Data Quality Assurance plays an important role in all high-energy physics experiments. Currently used methods rely heavily on manual labour and human expert judgements. Hence, multiple attempts are being undertaken to develop automatic solutions especially based on machine learning techniques as the core part of Data Quality Monitoring systems.
However, anomalies caused by detector malfunctioning or sub–optimal data processing are difficult to enumerate a priori and occur rarely, making it difficult to use supervised classification. Therefore, researchers from different experiments including ALICE and CMS work extensively on semi–supervised and unsupervised algorithms in order to distinguish potential outliers without manually assigned labels.

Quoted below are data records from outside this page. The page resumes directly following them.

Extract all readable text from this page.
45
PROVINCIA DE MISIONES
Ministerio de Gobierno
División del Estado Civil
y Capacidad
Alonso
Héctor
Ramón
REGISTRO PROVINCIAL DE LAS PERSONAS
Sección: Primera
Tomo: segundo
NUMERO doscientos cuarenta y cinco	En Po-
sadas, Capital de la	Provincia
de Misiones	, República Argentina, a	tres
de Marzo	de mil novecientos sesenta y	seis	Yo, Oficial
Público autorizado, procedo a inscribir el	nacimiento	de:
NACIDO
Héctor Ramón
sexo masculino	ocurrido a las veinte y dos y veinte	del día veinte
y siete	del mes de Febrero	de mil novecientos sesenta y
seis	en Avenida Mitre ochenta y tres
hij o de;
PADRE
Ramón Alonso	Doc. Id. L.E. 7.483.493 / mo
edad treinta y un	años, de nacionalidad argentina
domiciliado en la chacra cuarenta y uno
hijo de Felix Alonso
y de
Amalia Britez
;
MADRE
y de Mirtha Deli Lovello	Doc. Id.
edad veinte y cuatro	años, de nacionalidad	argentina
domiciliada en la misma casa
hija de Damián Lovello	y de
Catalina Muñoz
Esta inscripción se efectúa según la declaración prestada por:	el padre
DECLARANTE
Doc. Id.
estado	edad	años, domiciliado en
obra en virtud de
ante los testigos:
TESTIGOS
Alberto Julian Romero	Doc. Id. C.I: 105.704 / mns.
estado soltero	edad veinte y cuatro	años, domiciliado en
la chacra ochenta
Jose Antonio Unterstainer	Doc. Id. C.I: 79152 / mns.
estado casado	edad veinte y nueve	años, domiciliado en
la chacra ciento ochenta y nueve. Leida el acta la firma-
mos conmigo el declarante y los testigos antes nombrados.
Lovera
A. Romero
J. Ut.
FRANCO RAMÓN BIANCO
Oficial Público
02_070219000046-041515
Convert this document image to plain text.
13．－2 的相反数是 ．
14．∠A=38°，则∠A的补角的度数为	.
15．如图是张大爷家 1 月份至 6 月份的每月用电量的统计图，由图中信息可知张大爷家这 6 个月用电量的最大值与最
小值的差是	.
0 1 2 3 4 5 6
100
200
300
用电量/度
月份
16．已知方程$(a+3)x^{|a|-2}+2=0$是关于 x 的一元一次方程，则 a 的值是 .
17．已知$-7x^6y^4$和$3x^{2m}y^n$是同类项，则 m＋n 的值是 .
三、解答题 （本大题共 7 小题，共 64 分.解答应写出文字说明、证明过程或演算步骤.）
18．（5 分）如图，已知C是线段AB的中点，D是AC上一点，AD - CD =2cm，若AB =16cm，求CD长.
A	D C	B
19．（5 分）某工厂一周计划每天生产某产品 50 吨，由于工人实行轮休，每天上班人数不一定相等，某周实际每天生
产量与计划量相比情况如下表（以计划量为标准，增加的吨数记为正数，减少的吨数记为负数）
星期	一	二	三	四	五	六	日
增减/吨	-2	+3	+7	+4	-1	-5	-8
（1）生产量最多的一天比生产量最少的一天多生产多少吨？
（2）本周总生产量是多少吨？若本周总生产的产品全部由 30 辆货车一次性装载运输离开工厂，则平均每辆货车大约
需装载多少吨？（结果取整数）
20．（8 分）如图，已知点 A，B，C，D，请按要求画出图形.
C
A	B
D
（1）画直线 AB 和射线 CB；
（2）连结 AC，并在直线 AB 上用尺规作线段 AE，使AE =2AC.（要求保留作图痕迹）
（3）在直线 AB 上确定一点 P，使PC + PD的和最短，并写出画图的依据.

In this contribution, we will discuss several projects whose that aim at solve this task. Machine learning based solutions bring several advantages and may provide fast and reliable data quality assurance, simultaneously reducing the manpower requirements. A good example of this approach is a model based on deep autoencoder employed in the CMS experiment which has been successfully qualified on CMS data collected during the 2016 LHC run. Tests indicate that this solution is able to detect anomalies with high accuracy and low fake rate when compared against the outcome of the manual labelling by experts.
Researchers from the ALICE experiment are currently working on a similar task. They intend to perform a data quality checks in much higher granularity. The current approach is limited to run classification based on manually set cut–offs on descriptive data statistics. More sophisticated machine learning based methods may enable more accurate data selection, on high granularity level of 15-minutes data acquisition periods.